A coronare i successi degli studi italiani degli anni ‘60 e ‘70 e per rafforzare il ruolo tricolore in ambito spaziale, furono istituite l’Agenzia Spaziale Europea (ESA), di cui l’Italia è tra i Paesi fondatori e tuttora il terzo paese contribuente dopo Francia e Germania, e l’Agenzia Spaziale Italiana (ASI) nel 1988. L’ASI gestisce missioni spaziali in proprio o in collaborazione con i maggiori organismi spaziali internazionali e le sue attività di ricerca vengono svolte in cooperazione con le Università, il CNR e gli osservatori astronomici.
Tra le collaborazioni più famose intraprese da questi grandi attori areospaziali ricordiamo la missione Cassini –Huygens, una missione robotica interplanetaria congiunta NASA-ESA-ASI, lanciata nel 1997, con il compito di studiare il sistema di Saturno, comprese le sue lune e i suoi anelli. La sonda Cassini fu un prodigio della tecnologia spaziale del XX secolo e si componeva di due elementi: l’orbiter Cassini della NASA e il lander Huygens dell’ESA.
“Un’altra importante collaborazione USA-Italia (NASA-ASI) di successo fu SHARAD, il radar montato a bordo della sonda spaziale della missione Mars Reconnaissance Orbiter” – spiega Daniela Biccari, la specialista in radar del JPL. Lo strumento è stato sviluppato dall’azienda italiana Thales Alenia Space, per conto dell’Agenzia Spaziale Italiana e dall’Università “La Sapienza” di Roma. È stato usato per osservare la superficie di Marte fino alla profondità di un chilometro, per valutare la presenza di acqua e ghiaccio.
Nel documentario A magnificent journey possiamo ascoltare direttamente gli scienziati e ingegneri impiegati al JPL parlare delle proprie esperienze professionali. Si può scoprire per esempio che è un italiano, Paolo Bellutta, a guidare i due rover presenti oggi su Marte: Opportunity, un veicolo che analizza i crateri Victoria e Endeavour, e Curiosity che sta studiando il cratere Gale e ricercando forme di vita aliena, in vista di un futuro sbarco dell’uomo sul pianeta rosso.

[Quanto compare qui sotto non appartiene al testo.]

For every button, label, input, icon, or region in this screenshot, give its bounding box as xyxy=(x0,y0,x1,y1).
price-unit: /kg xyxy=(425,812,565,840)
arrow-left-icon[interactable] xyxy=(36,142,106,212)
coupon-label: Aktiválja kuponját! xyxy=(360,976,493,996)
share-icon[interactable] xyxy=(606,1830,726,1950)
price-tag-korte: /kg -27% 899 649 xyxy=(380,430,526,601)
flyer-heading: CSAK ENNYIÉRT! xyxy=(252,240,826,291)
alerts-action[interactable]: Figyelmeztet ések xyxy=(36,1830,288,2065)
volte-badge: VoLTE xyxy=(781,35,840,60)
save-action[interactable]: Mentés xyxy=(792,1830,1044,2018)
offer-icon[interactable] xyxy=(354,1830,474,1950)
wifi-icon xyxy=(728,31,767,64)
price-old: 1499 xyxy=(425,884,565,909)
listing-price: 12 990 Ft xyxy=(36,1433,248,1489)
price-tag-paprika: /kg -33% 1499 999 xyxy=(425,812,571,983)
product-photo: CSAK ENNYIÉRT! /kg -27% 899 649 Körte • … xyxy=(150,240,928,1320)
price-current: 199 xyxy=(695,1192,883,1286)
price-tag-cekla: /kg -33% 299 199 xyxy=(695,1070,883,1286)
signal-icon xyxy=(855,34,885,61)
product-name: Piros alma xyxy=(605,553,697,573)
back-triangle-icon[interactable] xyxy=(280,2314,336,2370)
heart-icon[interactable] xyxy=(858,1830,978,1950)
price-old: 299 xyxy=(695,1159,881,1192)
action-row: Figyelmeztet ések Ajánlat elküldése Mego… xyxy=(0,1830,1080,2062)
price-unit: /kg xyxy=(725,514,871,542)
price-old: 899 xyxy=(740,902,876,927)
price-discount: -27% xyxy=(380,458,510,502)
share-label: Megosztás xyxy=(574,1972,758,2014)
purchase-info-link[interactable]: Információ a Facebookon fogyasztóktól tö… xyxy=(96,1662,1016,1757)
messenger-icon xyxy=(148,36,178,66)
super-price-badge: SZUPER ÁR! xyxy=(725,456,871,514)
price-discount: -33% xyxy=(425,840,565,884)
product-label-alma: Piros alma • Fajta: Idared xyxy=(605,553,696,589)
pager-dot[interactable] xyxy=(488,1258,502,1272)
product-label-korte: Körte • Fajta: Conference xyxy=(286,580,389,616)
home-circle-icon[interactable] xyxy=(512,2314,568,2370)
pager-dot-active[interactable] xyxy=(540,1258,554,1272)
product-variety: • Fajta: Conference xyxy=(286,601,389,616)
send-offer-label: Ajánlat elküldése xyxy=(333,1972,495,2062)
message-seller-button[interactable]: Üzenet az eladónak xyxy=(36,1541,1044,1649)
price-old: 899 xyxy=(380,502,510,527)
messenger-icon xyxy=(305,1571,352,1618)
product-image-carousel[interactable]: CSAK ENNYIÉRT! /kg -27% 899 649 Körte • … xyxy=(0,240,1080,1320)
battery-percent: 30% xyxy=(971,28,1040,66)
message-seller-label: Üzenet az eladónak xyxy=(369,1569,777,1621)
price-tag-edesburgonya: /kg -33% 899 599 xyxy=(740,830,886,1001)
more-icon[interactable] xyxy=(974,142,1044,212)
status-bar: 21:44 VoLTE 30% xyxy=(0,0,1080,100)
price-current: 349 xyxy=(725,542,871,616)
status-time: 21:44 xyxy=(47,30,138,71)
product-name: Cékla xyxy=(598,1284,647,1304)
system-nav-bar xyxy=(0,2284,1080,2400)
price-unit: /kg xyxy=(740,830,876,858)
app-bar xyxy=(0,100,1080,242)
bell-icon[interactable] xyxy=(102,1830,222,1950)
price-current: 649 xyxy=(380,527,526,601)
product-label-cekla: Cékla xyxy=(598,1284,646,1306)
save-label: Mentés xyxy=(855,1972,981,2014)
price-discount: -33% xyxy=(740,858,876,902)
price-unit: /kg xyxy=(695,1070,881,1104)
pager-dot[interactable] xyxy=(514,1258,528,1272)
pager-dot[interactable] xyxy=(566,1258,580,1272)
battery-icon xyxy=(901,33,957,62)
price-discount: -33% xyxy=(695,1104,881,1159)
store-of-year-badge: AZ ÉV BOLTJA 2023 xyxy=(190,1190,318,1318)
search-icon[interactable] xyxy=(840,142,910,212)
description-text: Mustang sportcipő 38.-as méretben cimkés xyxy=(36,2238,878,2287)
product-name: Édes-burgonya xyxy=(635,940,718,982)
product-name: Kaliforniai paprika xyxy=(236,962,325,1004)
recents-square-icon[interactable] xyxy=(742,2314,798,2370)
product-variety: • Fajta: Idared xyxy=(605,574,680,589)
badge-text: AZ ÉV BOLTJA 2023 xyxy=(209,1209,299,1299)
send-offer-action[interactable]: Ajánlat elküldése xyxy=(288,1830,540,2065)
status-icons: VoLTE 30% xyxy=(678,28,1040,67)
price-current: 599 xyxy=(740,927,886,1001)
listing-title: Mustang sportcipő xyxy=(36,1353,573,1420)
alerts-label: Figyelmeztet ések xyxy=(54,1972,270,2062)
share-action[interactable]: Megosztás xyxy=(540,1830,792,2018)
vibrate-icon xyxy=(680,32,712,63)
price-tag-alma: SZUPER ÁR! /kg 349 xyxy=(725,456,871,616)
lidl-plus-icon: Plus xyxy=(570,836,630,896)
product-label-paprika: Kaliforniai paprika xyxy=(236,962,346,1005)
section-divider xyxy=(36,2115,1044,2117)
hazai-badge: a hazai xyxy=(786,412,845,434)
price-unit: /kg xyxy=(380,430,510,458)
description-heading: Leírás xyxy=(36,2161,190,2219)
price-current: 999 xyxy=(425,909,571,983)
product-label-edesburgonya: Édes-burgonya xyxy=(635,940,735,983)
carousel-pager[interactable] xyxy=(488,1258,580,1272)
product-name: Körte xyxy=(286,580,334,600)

Da Franco Malerba (primo astronauta italiano) a Luca Parmitano (il primo a camminare nello spazio), da Samantha Cristoforetti (prima donna italiana nello spazio) a RobertoVittori (il primo astronauta europeo a visitare due volte la Stazione Spaziale Internazionale) si può dire che lo Stivale ha varcato più volte i confini terrestri. Durante la serata all’IIC, Roberto Vittori ha raccontato le sue esperienze in orbita ricordando con particolare emozione l’importanza storica del lavoro di ricerca condotto dalle cinque diverse agenzie spaziali che compongono la Stazione Spaziale Internazionale (la NASA, la russa RKA, l’europea ESA, la giapponese JAXA e la canadese CSA).
“All’interno della stazione ogni parte mantiene le sue caratteristiche, specialmente quando si fluttua dal lato USA a quello russo, con due diverse tecnologie e diverse lingue, ma è interessante vedere come questi due grandi protagonisti della conquista dello spazio, una volta in competizione fra loro, adesso si aiutino a vicenda. Cinquant’anni fa sarebbe stato impensabile.”